I did some pretty extensive testing of Juice Defender on my Galaxy S3, and found it didn't make enough difference to be significant. You might get an extra hour or two using it. On the other hand, I have been testing BatteryGuru, also on the S3 (since I have weeks of usage data on it) and so far - no difference. That just makes sense. The biggest battery drain is always that display. There is nothing anything can do about that, except maybe dim the screen. Intermittent use stuff like mobile data does affect battery life, but to a far lesser extent. So reducing the use of those radios will make a slight difference, but far less than the people who make the battery saver utilities would like you to think. The effect of Juice Defender, for instance, was pretty much lost in the noise of my usage patterns.
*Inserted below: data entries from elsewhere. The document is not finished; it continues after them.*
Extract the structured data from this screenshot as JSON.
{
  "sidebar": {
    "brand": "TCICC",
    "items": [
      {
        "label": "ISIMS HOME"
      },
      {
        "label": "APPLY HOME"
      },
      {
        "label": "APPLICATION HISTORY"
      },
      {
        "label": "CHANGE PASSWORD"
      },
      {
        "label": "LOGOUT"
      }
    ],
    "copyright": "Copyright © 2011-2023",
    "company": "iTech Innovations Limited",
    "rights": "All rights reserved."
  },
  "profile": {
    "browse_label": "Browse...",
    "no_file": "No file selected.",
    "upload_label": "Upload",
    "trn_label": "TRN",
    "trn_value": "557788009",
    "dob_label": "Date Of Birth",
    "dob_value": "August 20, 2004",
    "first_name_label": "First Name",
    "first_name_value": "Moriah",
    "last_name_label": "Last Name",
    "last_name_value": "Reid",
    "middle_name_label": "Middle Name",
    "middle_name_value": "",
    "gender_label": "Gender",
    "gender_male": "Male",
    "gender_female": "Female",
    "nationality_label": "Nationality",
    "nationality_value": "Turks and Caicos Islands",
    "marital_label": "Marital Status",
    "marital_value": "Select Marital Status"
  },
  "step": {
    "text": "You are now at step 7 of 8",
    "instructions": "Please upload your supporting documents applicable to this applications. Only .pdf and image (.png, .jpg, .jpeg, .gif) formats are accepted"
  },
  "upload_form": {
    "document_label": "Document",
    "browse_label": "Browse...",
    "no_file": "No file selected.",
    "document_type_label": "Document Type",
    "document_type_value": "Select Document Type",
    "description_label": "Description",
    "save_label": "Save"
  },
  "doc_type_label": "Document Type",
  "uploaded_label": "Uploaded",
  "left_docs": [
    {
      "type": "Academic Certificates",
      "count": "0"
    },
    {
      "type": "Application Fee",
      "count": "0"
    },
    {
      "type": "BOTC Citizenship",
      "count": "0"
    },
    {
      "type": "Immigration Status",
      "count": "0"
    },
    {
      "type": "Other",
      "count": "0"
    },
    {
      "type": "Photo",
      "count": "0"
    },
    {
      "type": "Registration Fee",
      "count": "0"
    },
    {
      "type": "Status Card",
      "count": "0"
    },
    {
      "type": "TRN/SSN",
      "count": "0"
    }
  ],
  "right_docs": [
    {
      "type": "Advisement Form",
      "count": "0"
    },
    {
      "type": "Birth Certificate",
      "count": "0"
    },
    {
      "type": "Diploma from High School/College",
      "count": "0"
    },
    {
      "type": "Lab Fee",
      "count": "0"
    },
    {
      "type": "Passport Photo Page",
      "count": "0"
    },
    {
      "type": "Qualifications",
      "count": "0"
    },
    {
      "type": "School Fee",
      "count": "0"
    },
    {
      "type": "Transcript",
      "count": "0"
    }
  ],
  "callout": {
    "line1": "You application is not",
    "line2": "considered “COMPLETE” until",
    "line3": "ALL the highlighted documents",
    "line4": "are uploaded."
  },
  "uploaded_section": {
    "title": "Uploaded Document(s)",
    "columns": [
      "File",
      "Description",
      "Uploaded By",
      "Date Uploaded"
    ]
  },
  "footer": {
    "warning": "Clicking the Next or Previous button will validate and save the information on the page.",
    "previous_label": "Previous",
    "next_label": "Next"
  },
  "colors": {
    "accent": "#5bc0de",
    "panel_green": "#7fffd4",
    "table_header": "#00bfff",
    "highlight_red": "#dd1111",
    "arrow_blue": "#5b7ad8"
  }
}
So far with BatteryGuru on I am running about 3 1/2% an hour discharge rate. That's normal for me and is more or less in the middle of my data with and without Juice Defender. In the case of the JD test data, I had days where I used more than that both with and without JD running. I think the only way you will ever definitively find a difference with any software based solution would be under tightly controlled conditions - for instance, leave the phone on idle and in one place both with and without it and check battery after a specified interval to come up with discharge rates. Don't use the phone, don't even light it up. Just leave it idle.
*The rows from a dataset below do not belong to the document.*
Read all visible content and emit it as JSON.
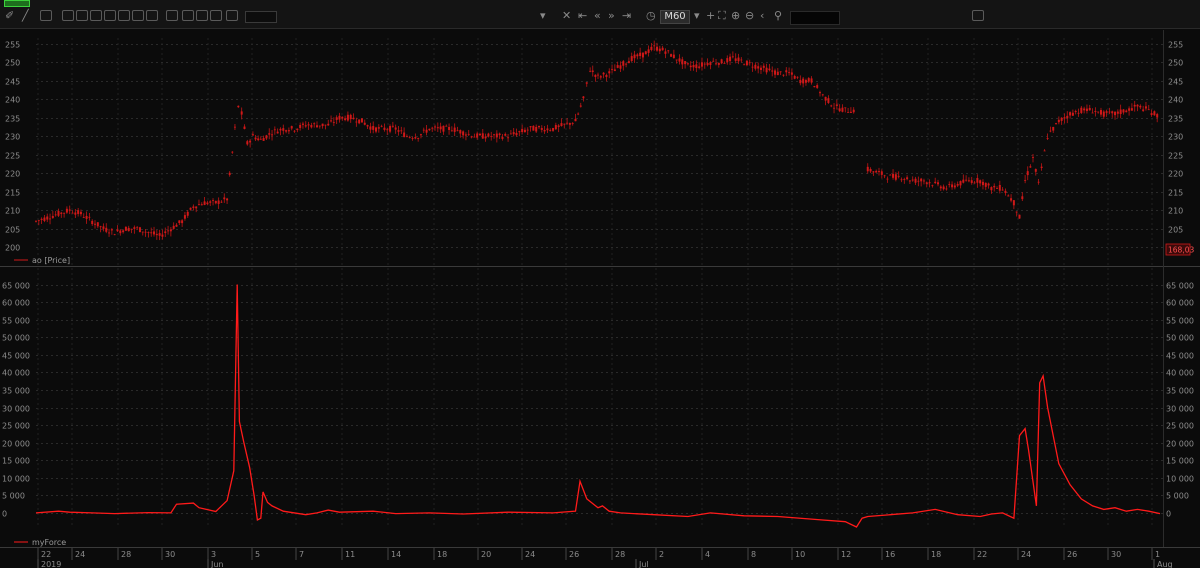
{
  "toolbar": {
    "timeframe": "M60"
  },
  "price_tag": "168,03",
  "chart_data": [
    {
      "type": "candlestick",
      "legend": "ao [Price]",
      "y_ticks": [
        255,
        250,
        245,
        240,
        235,
        230,
        225,
        220,
        215,
        210,
        205,
        200
      ],
      "ylim": [
        199.5,
        256.5
      ],
      "grid": true,
      "color": "#d01818",
      "series_points": [
        [
          0,
          207
        ],
        [
          1,
          208
        ],
        [
          2,
          209
        ],
        [
          3,
          210
        ],
        [
          4,
          209
        ],
        [
          5,
          207
        ],
        [
          6,
          205
        ],
        [
          7,
          204
        ],
        [
          8,
          205
        ],
        [
          9,
          205
        ],
        [
          10,
          204
        ],
        [
          11,
          203
        ],
        [
          12,
          205
        ],
        [
          13,
          207
        ],
        [
          14,
          211
        ],
        [
          15,
          212
        ],
        [
          16,
          212
        ],
        [
          17,
          213
        ],
        [
          17.7,
          232
        ],
        [
          18,
          238
        ],
        [
          18.3,
          236
        ],
        [
          18.8,
          228
        ],
        [
          19.3,
          230
        ],
        [
          20,
          229
        ],
        [
          21,
          231
        ],
        [
          22,
          232
        ],
        [
          23,
          232
        ],
        [
          24,
          233
        ],
        [
          25,
          233
        ],
        [
          26,
          233
        ],
        [
          27,
          235
        ],
        [
          28,
          235
        ],
        [
          29,
          234
        ],
        [
          30,
          232
        ],
        [
          31,
          232
        ],
        [
          32,
          232
        ],
        [
          33,
          230
        ],
        [
          34,
          230
        ],
        [
          35,
          232
        ],
        [
          36,
          232
        ],
        [
          37,
          232
        ],
        [
          38,
          231
        ],
        [
          39,
          230
        ],
        [
          40,
          230
        ],
        [
          41,
          230
        ],
        [
          42,
          230
        ],
        [
          43,
          231
        ],
        [
          44,
          232
        ],
        [
          45,
          232
        ],
        [
          46,
          232
        ],
        [
          47,
          233
        ],
        [
          48,
          234
        ],
        [
          48.7,
          240
        ],
        [
          49.3,
          248
        ],
        [
          50,
          246
        ],
        [
          51,
          247
        ],
        [
          52,
          249
        ],
        [
          53,
          251
        ],
        [
          54,
          252
        ],
        [
          55,
          254
        ],
        [
          56,
          253
        ],
        [
          57,
          251
        ],
        [
          58,
          249
        ],
        [
          59,
          249
        ],
        [
          60,
          250
        ],
        [
          61,
          250
        ],
        [
          62,
          251
        ],
        [
          63,
          250
        ],
        [
          64,
          249
        ],
        [
          65,
          248
        ],
        [
          66,
          247
        ],
        [
          67,
          247
        ],
        [
          68,
          245
        ],
        [
          69,
          245
        ],
        [
          70,
          241
        ],
        [
          71,
          238
        ],
        [
          72,
          237
        ],
        [
          73,
          237
        ],
        [
          74,
          221
        ],
        [
          75,
          220
        ],
        [
          76,
          219
        ],
        [
          77,
          219
        ],
        [
          78,
          218
        ],
        [
          79,
          218
        ],
        [
          80,
          217
        ],
        [
          81,
          216
        ],
        [
          82,
          217
        ],
        [
          83,
          218
        ],
        [
          84,
          218
        ],
        [
          85,
          216
        ],
        [
          86,
          216
        ],
        [
          87,
          212
        ],
        [
          87.5,
          208
        ],
        [
          88,
          218
        ],
        [
          88.7,
          224
        ],
        [
          89.2,
          217
        ],
        [
          90,
          230
        ],
        [
          91,
          234
        ],
        [
          92,
          236
        ],
        [
          93,
          237
        ],
        [
          94,
          237
        ],
        [
          95,
          236
        ],
        [
          96,
          236
        ],
        [
          97,
          237
        ],
        [
          98,
          238
        ],
        [
          99,
          237
        ],
        [
          100,
          235
        ]
      ]
    },
    {
      "type": "line",
      "legend": "myForce",
      "y_ticks": [
        65000,
        60000,
        55000,
        50000,
        45000,
        40000,
        35000,
        30000,
        25000,
        20000,
        15000,
        10000,
        5000,
        0
      ],
      "y_tick_labels": [
        "65 000",
        "60 000",
        "55 000",
        "50 000",
        "45 000",
        "40 000",
        "35 000",
        "30 000",
        "25 000",
        "20 000",
        "15 000",
        "10 000",
        "5 000",
        "0"
      ],
      "ylim": [
        -4000,
        66000
      ],
      "grid": true,
      "color": "#ff1a1a",
      "x": [
        0,
        2,
        3,
        5,
        7,
        10,
        12,
        12.5,
        14,
        14.5,
        16,
        17,
        17.6,
        17.9,
        18.1,
        18.5,
        19,
        19.4,
        19.7,
        20,
        20.2,
        20.6,
        21,
        22,
        24,
        25,
        26,
        27,
        30,
        32,
        35,
        38,
        42,
        46,
        48,
        48.4,
        49,
        50,
        50.4,
        51,
        52,
        55,
        58,
        60,
        63,
        66,
        70,
        72,
        73,
        73.5,
        74,
        76,
        78,
        80,
        82,
        84,
        85,
        86,
        87,
        87.5,
        88,
        88.3,
        89,
        89.3,
        89.6,
        90,
        90.5,
        91,
        92,
        93,
        94,
        95,
        96,
        97,
        98,
        99,
        100
      ],
      "y": [
        0,
        500,
        200,
        0,
        -200,
        100,
        0,
        2500,
        2800,
        1500,
        400,
        3500,
        12000,
        65000,
        26000,
        20000,
        13000,
        5000,
        -2000,
        -1500,
        6000,
        3000,
        2000,
        500,
        -500,
        0,
        800,
        200,
        500,
        -200,
        0,
        -300,
        200,
        0,
        500,
        9000,
        4000,
        1500,
        2000,
        500,
        0,
        -500,
        -1000,
        0,
        -800,
        -1000,
        -2000,
        -2500,
        -4000,
        -1500,
        -1000,
        -500,
        0,
        1000,
        -500,
        -1000,
        -300,
        0,
        -1500,
        22000,
        24000,
        18000,
        2000,
        37000,
        39000,
        30000,
        22000,
        14000,
        8000,
        4000,
        2000,
        1000,
        1500,
        500,
        1000,
        500,
        -200
      ]
    }
  ],
  "x_axis": {
    "day_ticks": [
      "22",
      "24",
      "28",
      "30",
      "3",
      "5",
      "7",
      "11",
      "14",
      "18",
      "20",
      "24",
      "26",
      "28",
      "2",
      "4",
      "8",
      "10",
      "12",
      "16",
      "18",
      "22",
      "24",
      "26",
      "30",
      "1"
    ],
    "period_labels": [
      "2019",
      "Jun",
      "Jul",
      "Aug"
    ]
  }
}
Right now my S3 is running about 1% an hour without either Juice Defender or Battery Guru installed. That will change later in the day as I use it more. But I have come to think - based on data, not on "Hey, I think I'm getting better life" subjective feelings - battery saving utilities are a complete waste of money and machine cycles. If you want to make your battery last, don't play with your phone and hunt down and disable or find alternative apps for those which constantly use resources like radios to uselessly update themselves in the background - Facebook is a big resource hog like that, for example. Do you really, REALLY need to know what the weather is all the time? Or that your friend just went to a restaurant or to tell everyone you are "checked in" at the airport? It's OK if you do, but installing a battery saver isn't going to cure anything. Anything that lights up the phone is going to utterly swamp any savings you might get. And if you don't use your phone, what good is it? I just uninstalled the savers and wrote off the cost of JD as a lesson learned.
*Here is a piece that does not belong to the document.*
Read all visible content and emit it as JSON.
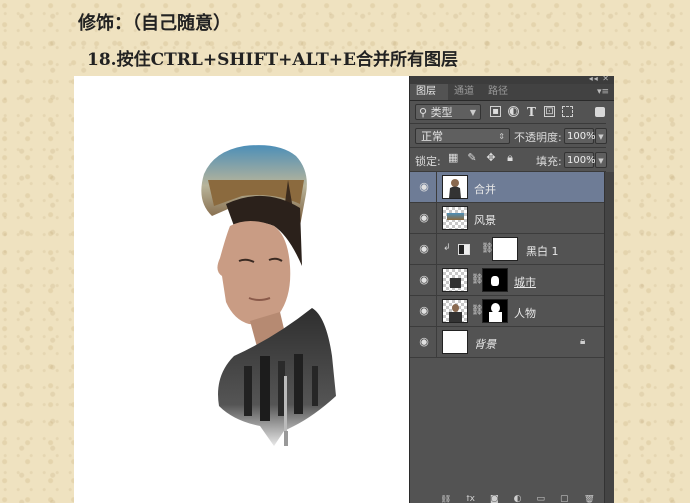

This is turning into a tirade, and that wasn't the intention. But just to continue for a minute - we have smartphones that we expect to do all these things, all the time. We wonder why our old flip phones and dumb phones lasted so long, and our smart phones don't. There is nothing inherent about smartphones that make them battery-poor. Rather it's our usage patterns. With a dumb phone you make a call or send a text. Done. With a smartphone you connect to mobile data, watch movies, facebook, call, text, look stuff up. Run web browsers. Listen to streaming music. ALL this stuff runs the radios and many run the display, and that burns electrons. What surprises ME is how long this little sliver of metal, glass and plastic runs on that teensy little battery! So, I am going to quit worrying about it. I want my sleek little smart phone and there is a price to pay for that. Until better battery technology comes along, we will have to live with it.